The vision feature can be used to “troubleshoot why your grill won’t start, explore the contents of your fridge to plan a meal, or analyze a complex graph for work-related data”.

How have people responded?

OpenAI’s announcement has invited a range of reactions on X, formerly Twitter. While some users have celebrated the new update, others have raised concerns.

As intriguing as this may sound, I certainly hope that the rapid advancements in technology and artificial intelligence do not lead to a situation reminiscent of the Y2K scare or a potential machine uprising. It’s essential for us to responsibly develop and manage these…

— Christopher CSI (@CSI9ja) September 25, 2023

In a conversation with WIRED, Trevor Darrell, professor at UC Berkeley and a co-founder of Prompt AI, said that the fear of AI becoming too human-like is described as the “uncanny valley gap”.

While the added functions might make the chatbot feel more natural, some research suggests that complex interfaces that fail to mimic human interaction can feel strange to use, which might make the product harder to use.

Users are raising concerns about the recent lawsuits against OpenAI’s violation of copyright laws and infringement of intellectual property rights, advising others to not use ChatGPT.

ChatGPT is currently under Federal investigation for data leaks, inaccuracy, privacy violations, deceptive practices, and reputational harm. Using it is NOT advised.https://t.co/1EdNKbqFPW https://t.co/57rlB3kMFD https://t.co/SMF62KRsSe https://t.co/IBTW92I7FJ

— Nicole Miller (@JOSourcing) September 25, 2023

Others have also brought up how the updates might replace smaller AI startups, software engineers, and even educators in the future.

So… how many startups just died in the last 5 mins?

— Terry Tan (@terrytjw) September 25, 2023

@felixchin1 this is essentially what I was describing. Camera always on, the AI is just observing everything and talking back and forth with you like a private tutor would. If they release this then education as we know it is over.

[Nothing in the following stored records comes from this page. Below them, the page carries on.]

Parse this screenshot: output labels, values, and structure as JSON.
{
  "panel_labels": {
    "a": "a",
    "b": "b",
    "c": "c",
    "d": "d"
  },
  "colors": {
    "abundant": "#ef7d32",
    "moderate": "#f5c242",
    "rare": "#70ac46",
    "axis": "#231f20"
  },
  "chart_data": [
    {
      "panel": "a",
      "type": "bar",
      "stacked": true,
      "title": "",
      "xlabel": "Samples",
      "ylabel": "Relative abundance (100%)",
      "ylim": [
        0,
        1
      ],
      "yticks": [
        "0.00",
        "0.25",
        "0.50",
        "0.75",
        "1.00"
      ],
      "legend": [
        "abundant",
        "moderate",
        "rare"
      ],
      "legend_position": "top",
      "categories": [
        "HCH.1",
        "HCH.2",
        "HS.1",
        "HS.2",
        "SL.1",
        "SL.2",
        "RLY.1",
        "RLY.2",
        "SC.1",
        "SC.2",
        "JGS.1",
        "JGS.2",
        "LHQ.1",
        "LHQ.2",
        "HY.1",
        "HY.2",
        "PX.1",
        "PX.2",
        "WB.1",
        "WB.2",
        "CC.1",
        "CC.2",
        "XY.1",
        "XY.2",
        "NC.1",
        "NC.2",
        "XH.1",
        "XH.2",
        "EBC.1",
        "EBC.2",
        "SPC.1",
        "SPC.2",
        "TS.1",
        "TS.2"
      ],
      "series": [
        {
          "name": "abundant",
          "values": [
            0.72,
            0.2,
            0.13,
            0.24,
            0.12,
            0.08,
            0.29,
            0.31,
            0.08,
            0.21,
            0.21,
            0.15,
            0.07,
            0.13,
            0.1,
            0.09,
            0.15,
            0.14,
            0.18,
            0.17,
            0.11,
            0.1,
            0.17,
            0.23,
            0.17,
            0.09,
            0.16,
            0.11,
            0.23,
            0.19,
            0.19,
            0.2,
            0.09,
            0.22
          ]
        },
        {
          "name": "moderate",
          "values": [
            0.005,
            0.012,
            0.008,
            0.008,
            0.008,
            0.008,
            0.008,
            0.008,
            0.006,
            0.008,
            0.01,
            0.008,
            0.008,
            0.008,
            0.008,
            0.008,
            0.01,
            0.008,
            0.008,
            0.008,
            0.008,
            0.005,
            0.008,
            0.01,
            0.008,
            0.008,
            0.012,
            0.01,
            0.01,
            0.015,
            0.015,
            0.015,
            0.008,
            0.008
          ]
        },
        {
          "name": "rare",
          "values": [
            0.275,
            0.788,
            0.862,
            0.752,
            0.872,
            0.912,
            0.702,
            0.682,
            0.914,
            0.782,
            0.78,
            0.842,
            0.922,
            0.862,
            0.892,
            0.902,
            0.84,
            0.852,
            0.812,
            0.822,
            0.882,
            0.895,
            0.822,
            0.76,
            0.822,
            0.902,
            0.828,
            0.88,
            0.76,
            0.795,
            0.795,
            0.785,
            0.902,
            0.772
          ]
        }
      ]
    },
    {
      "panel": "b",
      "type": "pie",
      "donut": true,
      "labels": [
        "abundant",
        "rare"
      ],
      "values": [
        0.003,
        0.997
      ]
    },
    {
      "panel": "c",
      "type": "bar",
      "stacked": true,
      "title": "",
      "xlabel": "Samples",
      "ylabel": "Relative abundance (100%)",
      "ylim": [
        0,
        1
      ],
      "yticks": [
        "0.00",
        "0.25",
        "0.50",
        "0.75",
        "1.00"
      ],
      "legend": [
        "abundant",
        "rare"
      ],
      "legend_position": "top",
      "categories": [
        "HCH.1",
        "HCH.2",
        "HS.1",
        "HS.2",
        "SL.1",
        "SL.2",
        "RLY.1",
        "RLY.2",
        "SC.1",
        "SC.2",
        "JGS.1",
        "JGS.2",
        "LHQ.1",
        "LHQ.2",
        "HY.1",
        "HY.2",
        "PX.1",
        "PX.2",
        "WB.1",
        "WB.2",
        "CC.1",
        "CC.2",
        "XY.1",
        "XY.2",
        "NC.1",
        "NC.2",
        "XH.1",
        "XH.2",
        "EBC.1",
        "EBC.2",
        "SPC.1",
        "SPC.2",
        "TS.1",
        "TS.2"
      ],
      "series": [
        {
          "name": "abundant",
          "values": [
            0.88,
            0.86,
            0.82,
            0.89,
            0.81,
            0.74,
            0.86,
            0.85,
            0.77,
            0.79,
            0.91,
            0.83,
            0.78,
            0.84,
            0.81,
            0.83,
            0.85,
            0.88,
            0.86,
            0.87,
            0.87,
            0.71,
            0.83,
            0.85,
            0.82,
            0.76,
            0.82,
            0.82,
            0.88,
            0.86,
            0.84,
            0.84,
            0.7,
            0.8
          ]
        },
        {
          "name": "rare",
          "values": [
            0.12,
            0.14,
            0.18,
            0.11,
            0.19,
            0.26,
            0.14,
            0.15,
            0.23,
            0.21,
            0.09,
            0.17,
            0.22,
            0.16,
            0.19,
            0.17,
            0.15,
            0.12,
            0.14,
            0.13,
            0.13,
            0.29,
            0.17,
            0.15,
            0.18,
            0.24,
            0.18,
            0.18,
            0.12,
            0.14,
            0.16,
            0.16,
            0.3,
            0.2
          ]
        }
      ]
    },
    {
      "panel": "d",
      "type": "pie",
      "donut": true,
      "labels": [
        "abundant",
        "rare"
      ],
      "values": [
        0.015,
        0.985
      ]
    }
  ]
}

— Brad (@Brad08414464) September 25, 2023

Software engineers will just become digital plumbers for this stuff

— Andy (@AndyTech99) September 25, 2023

AI-generated voices have also raised the threat of deepfakes, voice scams and identity theft.

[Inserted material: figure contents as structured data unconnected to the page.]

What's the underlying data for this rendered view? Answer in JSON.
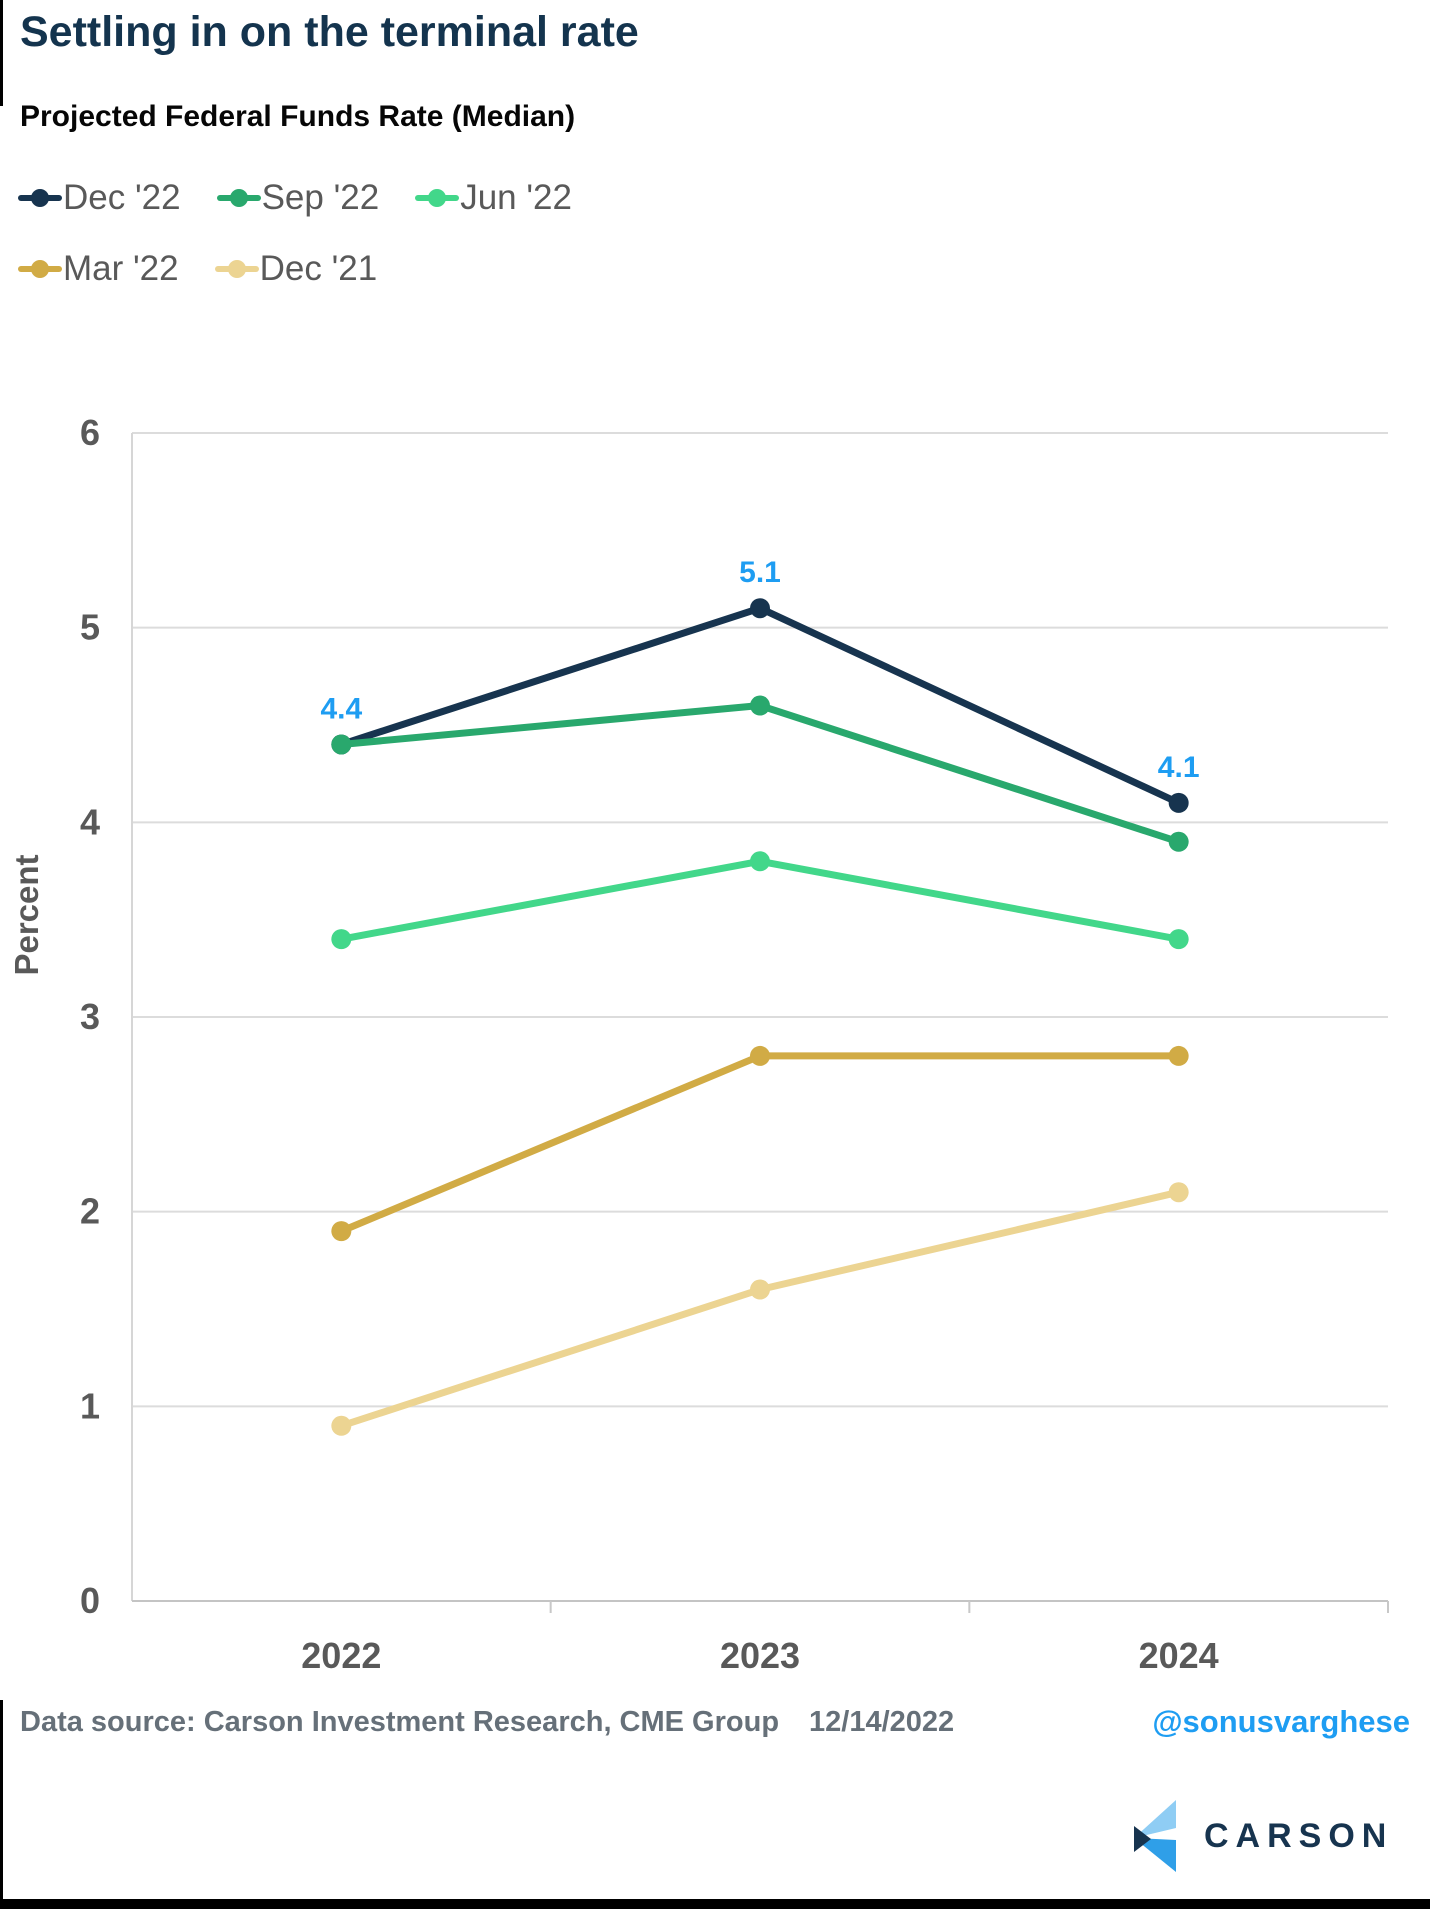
{
  "chart_data": {
    "type": "line",
    "title": "Settling in on the terminal rate",
    "subtitle": "Projected Federal Funds Rate (Median)",
    "ylabel": "Percent",
    "categories": [
      "2022",
      "2023",
      "2024"
    ],
    "series": [
      {
        "name": "Dec '22",
        "color": "#17344f",
        "values": [
          4.4,
          5.1,
          4.1
        ],
        "show_labels": true
      },
      {
        "name": "Sep '22",
        "color": "#29a86d",
        "values": [
          4.4,
          4.6,
          3.9
        ]
      },
      {
        "name": "Jun '22",
        "color": "#42d78a",
        "values": [
          3.4,
          3.8,
          3.4
        ]
      },
      {
        "name": "Mar '22",
        "color": "#d1ab45",
        "values": [
          1.9,
          2.8,
          2.8
        ]
      },
      {
        "name": "Dec '21",
        "color": "#ecd492",
        "values": [
          0.9,
          1.6,
          2.1
        ]
      }
    ],
    "ylim": [
      0,
      6
    ],
    "yticks": [
      0,
      1,
      2,
      3,
      4,
      5,
      6
    ],
    "grid": true,
    "legend_position": "top-left",
    "data_label_color": "#1e9df2"
  },
  "footer": {
    "source": "Data source: Carson Investment Research, CME Group",
    "date": "12/14/2022",
    "handle": "@sonusvarghese",
    "brand": "CARSON"
  },
  "colors": {
    "title": "#14344e",
    "axis_text": "#595959",
    "gridline": "#dcdcdc",
    "footer_text": "#667079",
    "accent_blue": "#1e9df2",
    "brand_navy": "#17344f",
    "brand_light_blue": "#8fcdf4",
    "brand_bright_blue": "#2f9fe8"
  }
}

The malicious use of AI voice generators is on the rise, where AI mimics the voice of a real person and calls their relatives for money. A McAfee report suggests that 77 percent of people targeted by an AI voice scam lost money as a result.

Additionally, the addition of voice recognition might make the feature less accessible to people who do not speak with mainstream accents, said Joel Fischer, who studies human-computer interaction at the University of Nottingham in the UK.

Since the image function allows the AI to recognise images, users are concerned that the bot might be able to bypass image verification CAPTCHA tests on websites.

These tests that require users to prove that they are not bots by transcribing distorted text and recognising images are designed to limit access.

A recent study, that has yet to be peer reviewed, shows that AI bots can solve CAPTCHA tests faster and more accurately than humans.

RIP captchas

— Chase (@ChaseMc67) September 25, 2023

Has ChatGPT acknowledged these risks?

OpenAI has acknowledged that the voice feature in the new update holds the potential for malicious actors to commit fraud and impersonation. To avoid this, the company said it is “using this technology to power a specific use case”.

This happens to be voice chat created with voice actors the company directly worked with.

The company has also acknowledged the limitations of using images in AI, including image hallucinations where the AI generates false information about the image.

To counter this, OpenAI has taken technical measures to limit ChatGPT’s ability to analyse and make direct statements about people.